Mustafa Tan, presidente do Conselho Nacional Turco de Azeitona e Azeite, confirmou ao Olive Oil Times as dificuldades enfrentadas pelo país e pelo setor de azeite após o desastre natural. “

“Muitas pessoas perderam a vida em consequência dos terremotos em nosso país e na vizinha Síria”, disse ele. “Esse número está aumentando ainda mais. Nosso desejo é que os feridos se recuperem o mais rápido possível e que aqueles que ficaram presos sob os escombros sejam encontrados com vida.”

“Estamos tristes como uma família”, acrescentou Tan. “Graças a Deus não há vítimas na nossa família. Mas, é claro, há importantes produtores de azeitona e empresas na região. Isso também é uma má notícia. Mas ainda não temos informações suficientes.”

O sudeste da Turquia e o norte da Síria abrigam algumas das regiões olivícolas mais produtivas dos países.

Chuvas abundantes e o fato de os produtores estarem entrando no “ano de produção” do ciclo natural de alternância de produção das oliveiras foram atribuídos às safras recordes em ambos os países na safra de 2022/23.

De acordo com dados do Conselho Oleícola Internacional, a Síria produziu 134.500 toneladas de azeite, enquanto a Turquia registrou um rendimento recorde de 380.000 toneladas.

No entanto, os ganhos inesperados da região terão vida curta.

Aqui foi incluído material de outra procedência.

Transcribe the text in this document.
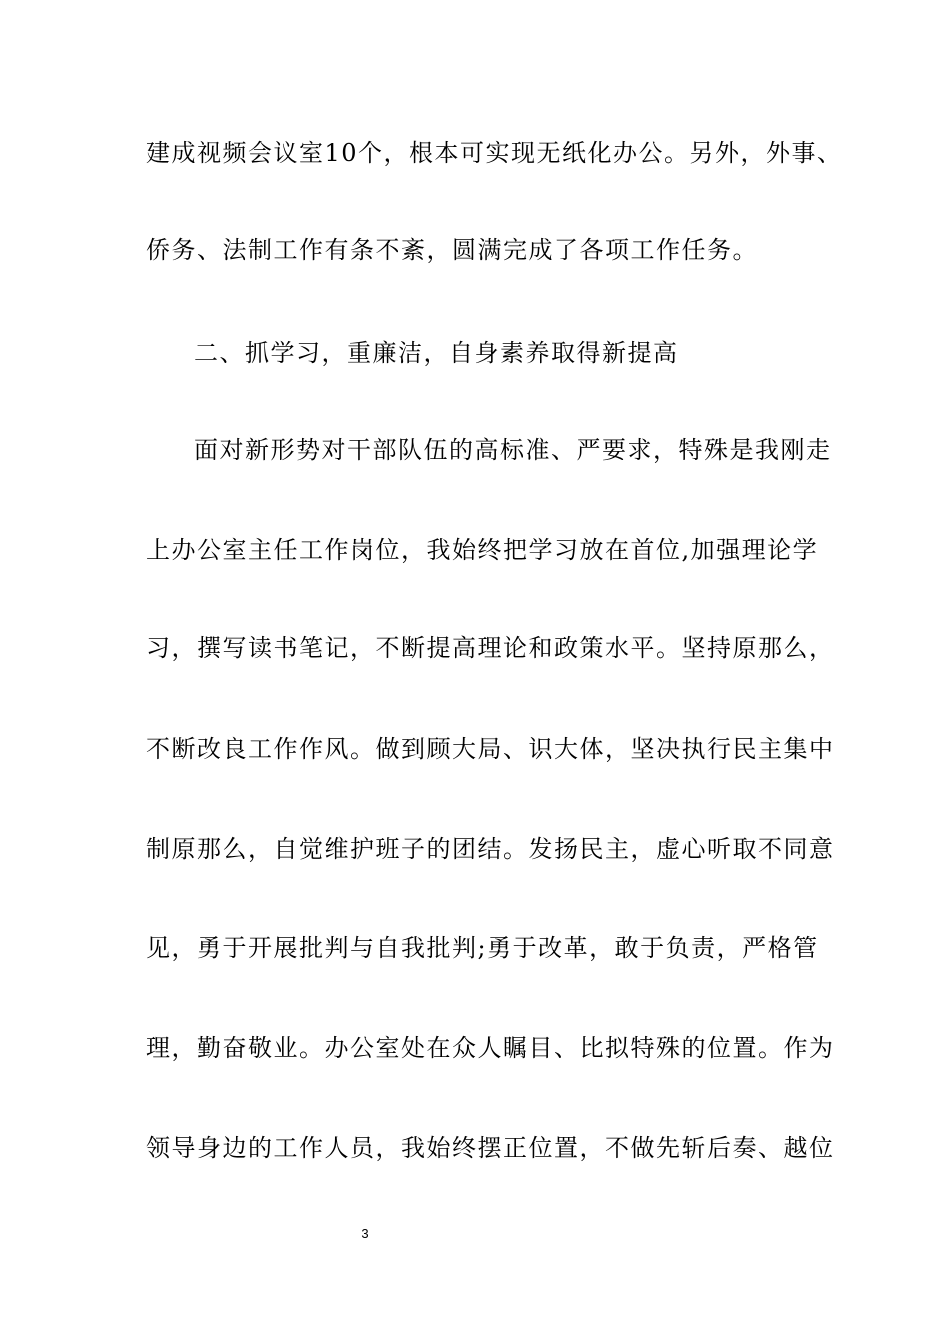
建成视频会议室10个，根本可实现无纸化办公。另外，外事、
侨务、法制工作有条不紊，圆满完成了各项工作任务。
二、抓学习，重廉洁，自身素养取得新提高
面对新形势对干部队伍的高标准、严要求，特殊是我刚走
上办公室主任工作岗位，我始终把学习放在首位,加强理论学
习，撰写读书笔记，不断提高理论和政策水平。坚持原那么，
不断改良工作作风。做到顾大局、识大体，坚决执行民主集中
制原那么，自觉维护班子的团结。发扬民主，虚心听取不同意
见，勇于开展批判与自我批判;勇于改革，敢于负责，严格管
理，勤奋敬业。办公室处在众人瞩目、比拟特殊的位置。作为
领导身边的工作人员，我始终摆正位置，不做先斩后奏、越位
3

O Serviço Geológico dos Estados Unidos estimou que os terremotos e seus tremores secundários causaram danos de até US$ 1 bilhão.

Sismólogos atribuem a imensa taxa de destruição na Turquia à fraca fiscalização do cumprimento dos códigos de construção locais, enquanto a infraestrutura no nordeste da Síria foi extremamente danificada pelo conflito que já dura uma década, aumentando o risco à vida humana em caso de terremoto.